Test Your Robots on CraftBench#

Once you have trained a navigation policy in UrbanVerse, you can evaluate it on UrbanVerse-CraftBench — a curated collection of artist-designed, high-quality urban test scenes. These scenes contain clean geometry, consistent scale, and rich visual detail, making them ideal for benchmarking policy generalization.

UrbanVerse provides a unified evaluation API for navigation policies, producing:

  • Success Rate (SR)

  • Route Completion (RC)

  • Collision Times (CT)

  • Distance to Goal (DTG)

All evaluation APIs follow the same high-level convention:

import urbanverse as uv

Prerequisite#

Before running CraftBench evaluation, ensure you have set:

export URBANVERSE_CRAFTBENCH_ROOT="/path/to/UrbanVerse-CraftBench"

This directory should contain the 10 high-quality CraftBench scenes (each a folder containing a scene.usd and a flythrough.mp4).

Loading CraftBench Scenes#

You can load CraftBench scenes using:

API#

uv.navigation.eval.load_craftbench_scenes(
    scene_root: str | None = None,
) -> list[str]

If scene_root is None, it defaults to $URBANVERSE_CRAFTBENCH_ROOT.

Example#

import urbanverse as uv

craft_scenes = uv.navigation.eval.load_craftbench_scenes()
print("Loaded CraftBench scenes:", len(craft_scenes))
print(craft_scenes[:2])

Loading a Trained Policy#

UrbanVerse saves policy checkpoints in the directory specified during training (e.g., outputs/coco_nav).

You can load a trained PPO policy using:

API#

uv.navigation.eval.load_policy(
    checkpoint_path: str,
    device: str = "cuda",
) -> "Policy"

Example#

import urbanverse as uv

policy = uv.navigation.eval.load_policy(
    checkpoint_path="outputs/coco_nav/checkpoints/epoch_1500.pt"
)

Evaluation API#

The core evaluation function is:

API#

uv.navigation.eval.evaluate_navigation_policy(
    policy,
    scene_paths: list[str],
    robot_type: str,
    num_episodes_per_scene: int = 10,
    max_episode_seconds: float = 30.0,
    goal_tolerance: float = 0.5,
    device: str = "cuda",
) -> dict

The returned dictionary contains aggregated metrics:

{
    "SR": 0.78,         # Success Rate
    "RC": 0.85,         # Route Completion
    "CT": 0.42,         # Collision Times (avg)
    "DTG": 1.87,        # Distance to Goal (meters)
    "per_scene": { ... }  # detailed metrics
}

Metric Definitions#

Success Rate (SR): Fraction of episodes where the robot reaches the goal within the tolerance.
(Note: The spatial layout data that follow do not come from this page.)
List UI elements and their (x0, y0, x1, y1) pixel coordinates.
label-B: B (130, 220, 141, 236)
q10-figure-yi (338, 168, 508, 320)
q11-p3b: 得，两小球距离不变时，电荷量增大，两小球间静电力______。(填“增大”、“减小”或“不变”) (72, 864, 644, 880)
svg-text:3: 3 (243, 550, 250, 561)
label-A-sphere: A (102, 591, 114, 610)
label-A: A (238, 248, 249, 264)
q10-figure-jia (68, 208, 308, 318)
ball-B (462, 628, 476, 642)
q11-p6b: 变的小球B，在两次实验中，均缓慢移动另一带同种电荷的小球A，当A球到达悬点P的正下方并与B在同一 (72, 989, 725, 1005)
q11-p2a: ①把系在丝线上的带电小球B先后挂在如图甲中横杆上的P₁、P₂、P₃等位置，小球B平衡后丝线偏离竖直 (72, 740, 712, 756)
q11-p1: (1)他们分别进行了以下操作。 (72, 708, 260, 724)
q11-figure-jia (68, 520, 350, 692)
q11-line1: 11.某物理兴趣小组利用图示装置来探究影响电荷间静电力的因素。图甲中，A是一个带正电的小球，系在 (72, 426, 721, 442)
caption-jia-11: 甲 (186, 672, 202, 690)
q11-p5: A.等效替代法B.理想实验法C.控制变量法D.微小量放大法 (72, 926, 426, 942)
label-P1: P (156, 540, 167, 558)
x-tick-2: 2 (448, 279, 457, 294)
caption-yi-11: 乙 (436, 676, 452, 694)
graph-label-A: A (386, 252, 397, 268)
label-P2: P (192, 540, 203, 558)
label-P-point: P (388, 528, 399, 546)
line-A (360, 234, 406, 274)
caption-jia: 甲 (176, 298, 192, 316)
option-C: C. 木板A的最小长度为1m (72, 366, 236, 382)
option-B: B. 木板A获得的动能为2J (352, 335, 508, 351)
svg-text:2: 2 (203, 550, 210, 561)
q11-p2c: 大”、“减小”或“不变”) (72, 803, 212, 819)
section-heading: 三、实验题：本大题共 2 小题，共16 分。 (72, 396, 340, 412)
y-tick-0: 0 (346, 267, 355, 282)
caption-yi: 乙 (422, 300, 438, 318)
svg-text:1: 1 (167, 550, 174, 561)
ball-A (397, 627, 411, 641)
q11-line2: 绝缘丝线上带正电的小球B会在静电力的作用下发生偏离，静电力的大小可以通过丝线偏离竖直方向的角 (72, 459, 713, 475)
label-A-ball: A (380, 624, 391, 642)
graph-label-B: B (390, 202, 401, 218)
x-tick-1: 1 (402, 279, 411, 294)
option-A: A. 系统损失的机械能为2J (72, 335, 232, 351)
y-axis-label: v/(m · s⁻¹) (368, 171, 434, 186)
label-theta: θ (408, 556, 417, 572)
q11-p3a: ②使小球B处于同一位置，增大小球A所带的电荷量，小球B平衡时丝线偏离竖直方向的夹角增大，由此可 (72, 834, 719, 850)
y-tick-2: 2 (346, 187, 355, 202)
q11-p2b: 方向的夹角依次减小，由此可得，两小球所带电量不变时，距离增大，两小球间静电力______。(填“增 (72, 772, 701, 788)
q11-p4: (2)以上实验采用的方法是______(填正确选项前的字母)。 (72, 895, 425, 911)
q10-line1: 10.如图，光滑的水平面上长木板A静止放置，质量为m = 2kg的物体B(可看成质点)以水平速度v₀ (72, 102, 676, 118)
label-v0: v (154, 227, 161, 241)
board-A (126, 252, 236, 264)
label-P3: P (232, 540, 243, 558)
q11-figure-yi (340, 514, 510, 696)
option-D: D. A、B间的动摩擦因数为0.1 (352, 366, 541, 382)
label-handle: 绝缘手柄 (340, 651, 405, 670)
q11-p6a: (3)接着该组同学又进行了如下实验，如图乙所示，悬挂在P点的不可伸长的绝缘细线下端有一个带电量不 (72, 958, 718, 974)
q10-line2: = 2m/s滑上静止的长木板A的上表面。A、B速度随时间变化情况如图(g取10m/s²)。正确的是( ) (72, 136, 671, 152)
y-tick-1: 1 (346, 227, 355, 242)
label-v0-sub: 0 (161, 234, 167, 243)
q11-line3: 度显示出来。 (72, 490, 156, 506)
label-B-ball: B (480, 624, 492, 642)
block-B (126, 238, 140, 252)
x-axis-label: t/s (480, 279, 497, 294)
Route Completion (RC): Average fraction of the path completed before termination.

Collision Times (CT): Mean number of collision events per episode.

Distance to Goal (DTG): Final Euclidean distance to the goal when the episode ends.

End-to-End Example#

Below is a full example demonstrating loading CraftBench scenes, loading a trained policy, and running evaluation.

import urbanverse as uv

# 1. Load CraftBench scenes
craft_scenes = uv.navigation.eval.load_craftbench_scenes()

# 2. Load a trained navigation policy
policy = uv.navigation.eval.load_policy(
    checkpoint_path="outputs/coco_nav/checkpoints/epoch_1500.pt"
)

# 3. Run evaluation
results = uv.navigation.eval.evaluate_navigation_policy(
    policy=policy,
    scene_paths=craft_scenes,
    robot_type="coco_wheeled",
    num_episodes_per_scene=10,    # evaluate 10 trajectories per test scene
    goal_tolerance=0.5,
    max_episode_seconds=30.0,
)

print("Overall CraftBench Evaluation:")
print(results)

Output Example#

{
    "SR": 0.72,
    "RC": 0.81,
    "CT": 0.56,
    "DTG": 1.94,
    "per_scene": {
        "CraftBench_0001": {"SR": 0.7, "RC": 0.84, "CT": 0.4, "DTG": 1.8},
        "CraftBench_0002": {"SR": 0.8, "RC": 0.90, "CT": 0.3, "DTG": 1.2},
        ...
    }
}

Summary#

This page demonstrates how to:

  • load CraftBench scenes,

  • load a trained RL policy,

  • run an UrbanVerse-compliant navigation evaluator,

  • compute SR, RC, CT, and DTG metrics.

CraftBench serves as UrbanVerse’s standardized, challenging generalization benchmark, allowing you to objectively measure real-world readiness of your trained navigation policies.